Towards the understanding of jet shapes and cross sections in heavy ion collisions using soft-collinear effective theory
Yang-Ting Chien, Ivan Vitev
TL;DR
The paper addresses how jets modify in the quark-gluon plasma and how to predict jet shapes and cross sections in heavy ion collisions. It develops a soft-collinear effective theory framework (SCET) extended with Glauber interactions (SCET_G) to compute medium-modified jet observables, resumming to next-to-leading-log accuracy and incorporating medium-induced splitting functions and CNM effects. The key contributions include a first-principles calculation of jet shape modification and jet cross-section suppression in Pb+Pb at LHC energies, with data comparisons at $\sqrt{s_{NN}}=2.76$ TeV and predictions for $\sqrt{s_{NN}}\approx 5.1$ TeV, including photon-tagged jets and jet-radius dependence. This framework enables precision extraction of medium properties from jet observables and offers a controlled approach to disentangle initial-state and final-state effects in heavy ion collisions.
Abstract
We calculate the jet shape and the jet cross section in heavy ion collisions using soft-collinear effective theory (SCET) and its extension with Glauber gluon interactions in the medium (SCET$_{\rm G}$).

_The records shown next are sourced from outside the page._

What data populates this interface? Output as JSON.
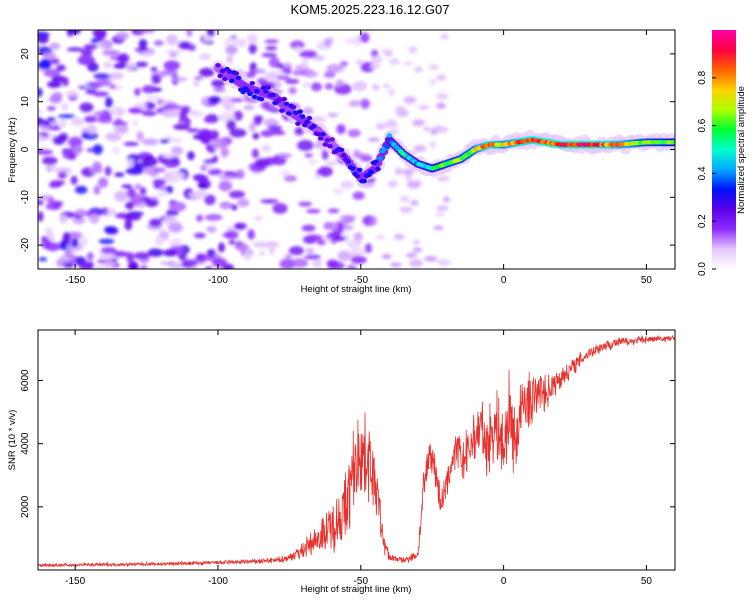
{
  "title": "KOM5.2025.223.16.12.G07",
  "chart_data": [
    {
      "type": "heatmap",
      "xlabel": "Height of straight line (km)",
      "ylabel": "Frequency (Hz)",
      "xlim": [
        -163,
        60
      ],
      "ylim": [
        -25,
        25
      ],
      "xticks": [
        -150,
        -100,
        -50,
        0,
        50
      ],
      "yticks": [
        -20,
        -10,
        0,
        10,
        20
      ],
      "colorbar": {
        "label": "Normalized spectral amplitude",
        "range": [
          0,
          1
        ],
        "ticks": [
          0.0,
          0.2,
          0.4,
          0.6,
          0.8
        ],
        "colors": [
          "#ffffff",
          "#e4c6ff",
          "#8f2dff",
          "#5a00e6",
          "#0010ff",
          "#00aaff",
          "#00ffcc",
          "#00ff30",
          "#b0ff00",
          "#ffd000",
          "#ff6000",
          "#ff0040",
          "#ff00aa"
        ]
      },
      "ridge": {
        "x": [
          -100,
          -95,
          -90,
          -85,
          -80,
          -75,
          -70,
          -65,
          -60,
          -55,
          -50,
          -45,
          -40,
          -35,
          -30,
          -25,
          -20,
          -15,
          -10,
          -5,
          0,
          5,
          10,
          20,
          30,
          40,
          50,
          60
        ],
        "freq": [
          17,
          15,
          13,
          12,
          11,
          8,
          6,
          4,
          1,
          -2,
          -6,
          -4,
          2,
          -1,
          -3,
          -4,
          -3,
          -2,
          0,
          1,
          1,
          1.5,
          2,
          1,
          1,
          1,
          1.5,
          1.5
        ],
        "amplitude": [
          0.25,
          0.3,
          0.32,
          0.3,
          0.3,
          0.28,
          0.3,
          0.27,
          0.25,
          0.3,
          0.3,
          0.32,
          0.45,
          0.5,
          0.45,
          0.55,
          0.65,
          0.65,
          0.7,
          0.9,
          0.72,
          0.85,
          0.9,
          0.9,
          0.95,
          0.8,
          0.65,
          0.6
        ]
      }
    },
    {
      "type": "line",
      "xlabel": "Height of straight line (km)",
      "ylabel": "SNR (10 * v/v)",
      "xlim": [
        -163,
        60
      ],
      "ylim": [
        0,
        7600
      ],
      "xticks": [
        -150,
        -100,
        -50,
        0,
        50
      ],
      "yticks": [
        2000,
        4000,
        6000
      ],
      "color": "#e8302c",
      "x": [
        -163,
        -140,
        -120,
        -100,
        -90,
        -80,
        -75,
        -70,
        -65,
        -60,
        -55,
        -52,
        -50,
        -48,
        -46,
        -44,
        -42,
        -40,
        -35,
        -30,
        -28,
        -26,
        -25,
        -24,
        -22,
        -20,
        -18,
        -16,
        -14,
        -12,
        -10,
        -8,
        -6,
        -4,
        -2,
        0,
        2,
        4,
        6,
        8,
        10,
        12,
        15,
        20,
        25,
        30,
        35,
        40,
        45,
        50,
        55,
        60
      ],
      "y": [
        150,
        170,
        190,
        230,
        260,
        300,
        400,
        650,
        1000,
        1400,
        2000,
        3400,
        3800,
        3500,
        3200,
        2200,
        900,
        400,
        300,
        500,
        2500,
        3800,
        3600,
        3200,
        2100,
        2600,
        3500,
        3800,
        3400,
        3900,
        4200,
        4600,
        3900,
        4400,
        4600,
        3700,
        5100,
        4000,
        5000,
        5400,
        5300,
        5700,
        5600,
        6100,
        6500,
        6900,
        7100,
        7200,
        7250,
        7300,
        7320,
        7330
      ],
      "noise_amplitude": [
        60,
        60,
        60,
        70,
        80,
        100,
        150,
        300,
        500,
        900,
        1400,
        1500,
        1500,
        1400,
        1200,
        900,
        400,
        150,
        100,
        200,
        700,
        600,
        600,
        600,
        500,
        600,
        600,
        700,
        800,
        900,
        900,
        1000,
        1100,
        1200,
        1300,
        1300,
        1400,
        1300,
        1200,
        1000,
        900,
        700,
        600,
        400,
        300,
        250,
        200,
        180,
        150,
        130,
        120,
        120
      ]
    }
  ]
}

We use the previously developed framework to systematically resum the jet shape at next-to-leading logarithmic accuracy, and we consistently include the medium modification by incorporating the leading order medium-induced splitting functions. The calculation provides, for the first time, a quantitative understanding of the jet shape modification measurement in lead-lead collisions at $\sqrt{s_{\rm NN}}=2.76$ TeV at the LHC. The inclusive jet suppression is also calculated within the same framework beyond the traditional concept of parton energy loss, and the dependence on the centrality, the jet radius and the jet kinematics is examined. In the end we present predictions for the anticipated jet shape and cross section measurements in lead-lead collisions at $\sqrt{s_{\rm NN}}\approx5.1$ TeV at the LHC.